Last year at Fort Meade in Maryland, the NSA’s CYBERCOM division held an internal set of cyber wargames which pitted reservist army officials against active-duty soldiers, and the results weren’t what you might expect.
“They were pretty much obliterated,” said one Capitol Hill staffer who attended the exercise. “The active-duty team didn’t even know how they’d been attacked.”
While you’d expect the members of the military who were being paid daily to hunt down virtual threats would come out way in front, it turns out the guys who have been sitting on the sidelines waiting for their chance to shine got just that, and blew the serving squads right out of the water.
Since around mid-2009, CYBERCOM has been actively training close to 6,000 full-time, actively deployed soldiers to the task of protecting our networks. The games are a chance for these departments and the soldiers who inhabit them to show off their skills and prove they’re worth their weight in budgets, but when they get schooled this hard, it becomes increasingly difficult for the committees who oversee them to justify their funding and keep the programs going beyond what the American people’s tax dollars can reasonably afford.
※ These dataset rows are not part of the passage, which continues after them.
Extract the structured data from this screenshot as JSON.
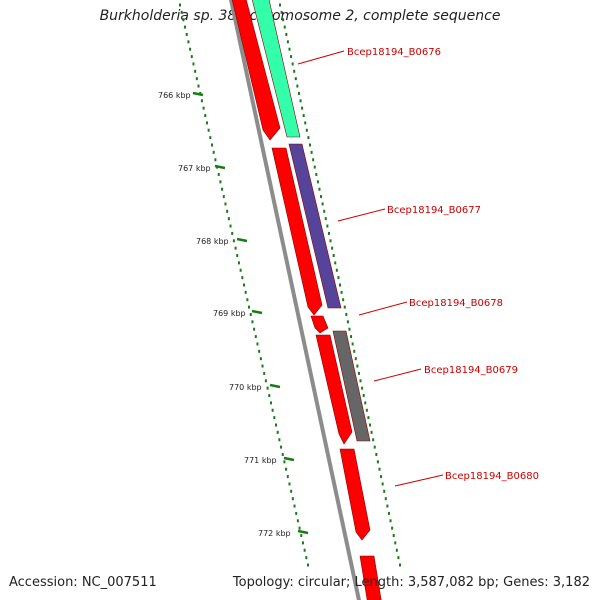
{
  "title": "Burkholderia sp. 383 chromosome 2, complete sequence",
  "accession_text": "Accession: NC_007511",
  "summary_text": "Topology: circular; Length: 3,587,082 bp; Genes: 3,182",
  "colors": {
    "backbone": "#8c8c8c",
    "tick": "#1a7a1a",
    "cds": "#ff0000",
    "label": "#cc0000",
    "gene_B0676": "#33ffaa",
    "gene_B0677": "#554499",
    "gene_B0679": "#666666",
    "gene_B0680": "#ff0000"
  },
  "scale": {
    "unit": "kbp",
    "labels": [
      "766 kbp",
      "767 kbp",
      "768 kbp",
      "769 kbp",
      "770 kbp",
      "771 kbp",
      "772 kbp"
    ]
  },
  "genes": [
    {
      "label": "Bcep18194_B0676",
      "feature_color": "gene_B0676"
    },
    {
      "label": "Bcep18194_B0677",
      "feature_color": "gene_B0677"
    },
    {
      "label": "Bcep18194_B0678",
      "feature_color": "none"
    },
    {
      "label": "Bcep18194_B0679",
      "feature_color": "gene_B0679"
    },
    {
      "label": "Bcep18194_B0680",
      "feature_color": "gene_B0680"
    }
  ]
}
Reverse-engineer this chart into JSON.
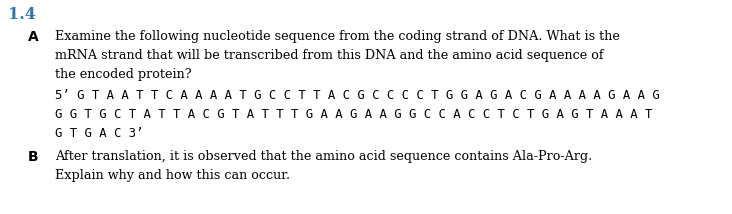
{
  "section_number": "1.4",
  "section_color": "#2e74b5",
  "label_A": "A",
  "label_B": "B",
  "text_color": "#000000",
  "background_color": "#ffffff",
  "line_A1": "Examine the following nucleotide sequence from the coding strand of DNA. What is the",
  "line_A2": "mRNA strand that will be transcribed from this DNA and the amino acid sequence of",
  "line_A3": "the encoded protein?",
  "line_seq1": "5’ G T A A T T C A A A A T G C C T T A C G C C C C T G G A G A C G A A A A G A A G",
  "line_seq2": "G G T G C T A T T A C G T A T T T G A A G A A G G C C A C C T C T G A G T A A A T",
  "line_seq3": "G T G A C 3’",
  "line_B1": "After translation, it is observed that the amino acid sequence contains Ala-Pro-Arg.",
  "line_B2": "Explain why and how this can occur.",
  "fs_section": 11.5,
  "fs_label": 10,
  "fs_text": 9.2,
  "fs_seq": 8.8
}
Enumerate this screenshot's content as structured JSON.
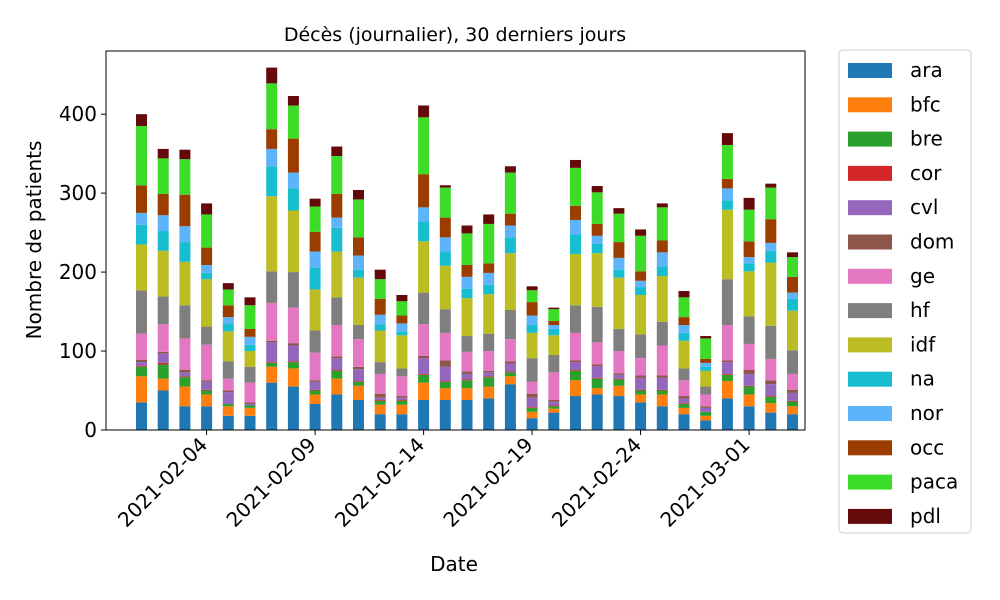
{
  "chart_data": {
    "type": "bar",
    "stacked": true,
    "title": "Décès (journalier), 30 derniers jours",
    "xlabel": "Date",
    "ylabel": "Nombre de patients",
    "ylim": [
      0,
      480
    ],
    "yticks": [
      0,
      100,
      200,
      300,
      400
    ],
    "xtick_labels": [
      "2021-02-04",
      "2021-02-09",
      "2021-02-14",
      "2021-02-19",
      "2021-02-24",
      "2021-03-01"
    ],
    "xtick_positions": [
      3,
      8,
      13,
      18,
      23,
      28
    ],
    "legend_position": "outside-right",
    "grid": false,
    "categories": [
      "2021-02-01",
      "2021-02-02",
      "2021-02-03",
      "2021-02-04",
      "2021-02-05",
      "2021-02-06",
      "2021-02-07",
      "2021-02-08",
      "2021-02-09",
      "2021-02-10",
      "2021-02-11",
      "2021-02-12",
      "2021-02-13",
      "2021-02-14",
      "2021-02-15",
      "2021-02-16",
      "2021-02-17",
      "2021-02-18",
      "2021-02-19",
      "2021-02-20",
      "2021-02-21",
      "2021-02-22",
      "2021-02-23",
      "2021-02-24",
      "2021-02-25",
      "2021-02-26",
      "2021-02-27",
      "2021-02-28",
      "2021-03-01",
      "2021-03-02",
      "2021-03-03"
    ],
    "series": [
      {
        "name": "ara",
        "color": "#1f77b4",
        "values": [
          35,
          50,
          30,
          30,
          18,
          18,
          60,
          55,
          33,
          45,
          38,
          20,
          20,
          38,
          38,
          38,
          40,
          58,
          15,
          22,
          43,
          45,
          43,
          35,
          30,
          20,
          12,
          40,
          30,
          22,
          20
        ]
      },
      {
        "name": "bfc",
        "color": "#ff7f0e",
        "values": [
          33,
          15,
          25,
          15,
          12,
          10,
          20,
          23,
          12,
          20,
          18,
          12,
          12,
          22,
          15,
          15,
          15,
          10,
          8,
          5,
          20,
          8,
          13,
          10,
          15,
          8,
          6,
          22,
          15,
          12,
          10
        ]
      },
      {
        "name": "bre",
        "color": "#2ca02c",
        "values": [
          12,
          18,
          12,
          5,
          3,
          3,
          5,
          8,
          5,
          10,
          5,
          5,
          5,
          10,
          8,
          10,
          12,
          5,
          5,
          3,
          12,
          12,
          8,
          5,
          5,
          5,
          5,
          8,
          10,
          8,
          6
        ]
      },
      {
        "name": "cor",
        "color": "#d62728",
        "values": [
          1,
          2,
          1,
          1,
          0,
          0,
          1,
          1,
          1,
          1,
          1,
          1,
          1,
          1,
          1,
          1,
          1,
          1,
          1,
          1,
          1,
          1,
          1,
          1,
          1,
          1,
          0,
          1,
          1,
          1,
          1
        ]
      },
      {
        "name": "cvl",
        "color": "#9467bd",
        "values": [
          5,
          12,
          5,
          10,
          15,
          2,
          25,
          20,
          10,
          15,
          15,
          3,
          3,
          20,
          18,
          7,
          5,
          10,
          12,
          5,
          10,
          15,
          5,
          15,
          15,
          6,
          5,
          15,
          15,
          15,
          10
        ]
      },
      {
        "name": "dom",
        "color": "#8c564b",
        "values": [
          3,
          2,
          3,
          2,
          2,
          2,
          2,
          3,
          2,
          2,
          3,
          5,
          2,
          3,
          8,
          3,
          2,
          3,
          5,
          2,
          2,
          2,
          2,
          3,
          3,
          3,
          2,
          2,
          5,
          5,
          4
        ]
      },
      {
        "name": "ge",
        "color": "#e377c2",
        "values": [
          33,
          35,
          40,
          45,
          15,
          25,
          48,
          45,
          35,
          40,
          35,
          25,
          25,
          40,
          35,
          25,
          25,
          28,
          15,
          35,
          35,
          28,
          28,
          22,
          38,
          20,
          15,
          45,
          33,
          27,
          20
        ]
      },
      {
        "name": "hf",
        "color": "#7f7f7f",
        "values": [
          55,
          35,
          42,
          23,
          22,
          20,
          40,
          45,
          28,
          35,
          18,
          15,
          10,
          40,
          30,
          20,
          22,
          37,
          30,
          22,
          35,
          45,
          28,
          30,
          30,
          15,
          10,
          58,
          35,
          42,
          30
        ]
      },
      {
        "name": "idf",
        "color": "#bcbd22",
        "values": [
          58,
          58,
          55,
          60,
          38,
          20,
          95,
          78,
          52,
          58,
          60,
          40,
          42,
          65,
          55,
          48,
          50,
          72,
          32,
          25,
          65,
          68,
          65,
          50,
          58,
          35,
          20,
          88,
          57,
          80,
          50
        ]
      },
      {
        "name": "na",
        "color": "#17becf",
        "values": [
          25,
          25,
          25,
          8,
          10,
          8,
          38,
          28,
          28,
          30,
          10,
          8,
          5,
          25,
          18,
          12,
          12,
          20,
          10,
          8,
          25,
          12,
          10,
          10,
          12,
          10,
          5,
          12,
          10,
          15,
          15
        ]
      },
      {
        "name": "nor",
        "color": "#5eb4fb",
        "values": [
          15,
          20,
          20,
          10,
          8,
          10,
          22,
          20,
          20,
          13,
          18,
          12,
          10,
          18,
          18,
          15,
          15,
          15,
          12,
          5,
          18,
          10,
          15,
          8,
          18,
          10,
          5,
          15,
          8,
          10,
          8
        ]
      },
      {
        "name": "occ",
        "color": "#9c3d00",
        "values": [
          35,
          27,
          40,
          22,
          15,
          10,
          25,
          43,
          25,
          30,
          23,
          20,
          10,
          42,
          25,
          15,
          12,
          15,
          17,
          5,
          18,
          15,
          20,
          12,
          15,
          10,
          5,
          12,
          20,
          30,
          20
        ]
      },
      {
        "name": "paca",
        "color": "#3ddc28",
        "values": [
          75,
          45,
          45,
          42,
          20,
          30,
          58,
          42,
          32,
          48,
          48,
          25,
          18,
          72,
          38,
          40,
          50,
          52,
          15,
          15,
          48,
          40,
          36,
          45,
          42,
          25,
          26,
          43,
          40,
          40,
          25
        ]
      },
      {
        "name": "pdl",
        "color": "#650a0a",
        "values": [
          15,
          12,
          12,
          14,
          8,
          10,
          20,
          12,
          10,
          12,
          12,
          12,
          8,
          15,
          3,
          10,
          12,
          8,
          5,
          2,
          10,
          8,
          7,
          8,
          5,
          8,
          3,
          15,
          15,
          5,
          6
        ]
      }
    ]
  }
}
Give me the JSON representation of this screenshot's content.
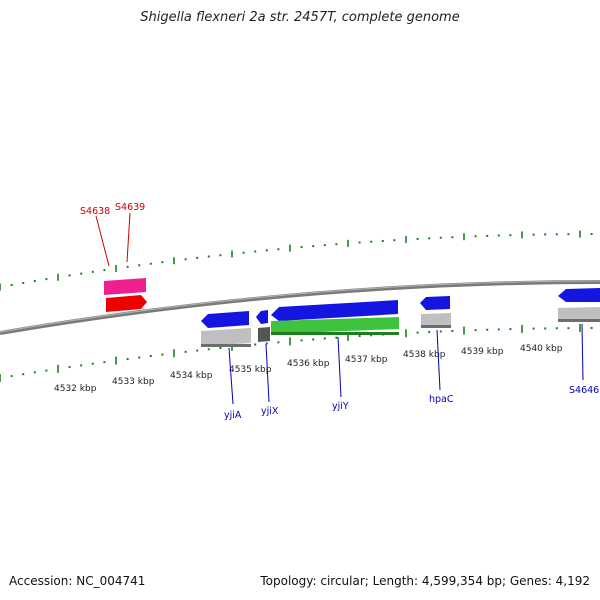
{
  "title": "Shigella flexneri 2a str. 2457T, complete genome",
  "footer": {
    "accession": "Accession: NC_004741",
    "summary": "Topology: circular; Length: 4,599,354 bp; Genes: 4,192"
  },
  "ruler_labels": [
    "4532 kbp",
    "4533 kbp",
    "4534 kbp",
    "4535 kbp",
    "4536 kbp",
    "4537 kbp",
    "4538 kbp",
    "4539 kbp",
    "4540 kbp"
  ],
  "genes": {
    "forward": [
      "S4638",
      "S4639"
    ],
    "reverse": [
      "yjiA",
      "yjiX",
      "yjiY",
      "hpaC",
      "S4646"
    ]
  },
  "colors": {
    "backbone": "#7a7a7a",
    "tick": "#1e7d1e",
    "forward_label": "#cc0000",
    "reverse_label": "#0000bb",
    "cds_blue": "#1515e0",
    "pink": "#ee1f8f",
    "red": "#ee0000",
    "green": "#3fc33f",
    "gray_box": "#bfbfbf"
  }
}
The original plan was to draw 80 percent of CYBERCOM’s forces from the serving army, and the remaining 20 percent from reservists. Given the skills shown by America’s part-time military in the cyber-bout, held last year, this could be about ready to change.
“It defies common sense to think that industry, in particular our high-tech industries, are not moving at light speed compared to the way government works,” said Arnold Punaro, chairman of the Reserve Forces Policy Board.
For now though, the department is developing a specialized joint force of about 133 separate teams, staffed to the nines with 6,000 cyberwarriors who will train for a range of intense real-world missions, including everything from defending DoD networks, to mounting offensive operations, and even disabling enemy systems that are live in the field.
CYBERCOM hasn’t released any of their own speculations as to why reservists were so much further ahead of the game than those who were serving at the time of the contest, however intelligence technology expert and fellow witness to the slaughter Matthew Aid had some interesting ideas which could clue the general public into the secret.
“The guys and gals who work day jobs in suits and ties — or tie dyes and blue jeans — a lot of them have real-world experience in cyber that is far and above the limited skills that … regular military people have.”
Regardless of who was better than who or the team who walked away with first prize by the time the final bell rang, it’s encouraging to see that some of the United States’ resources are being poured into more useful areas of the online battleground. These are the types of programs that make sense in the scheme of being prepared for a bandwidth barrage, and can give the Army and its subsidiaries a safe place to showcase our capabilities that won’t reveal too many state secrets in the meantime.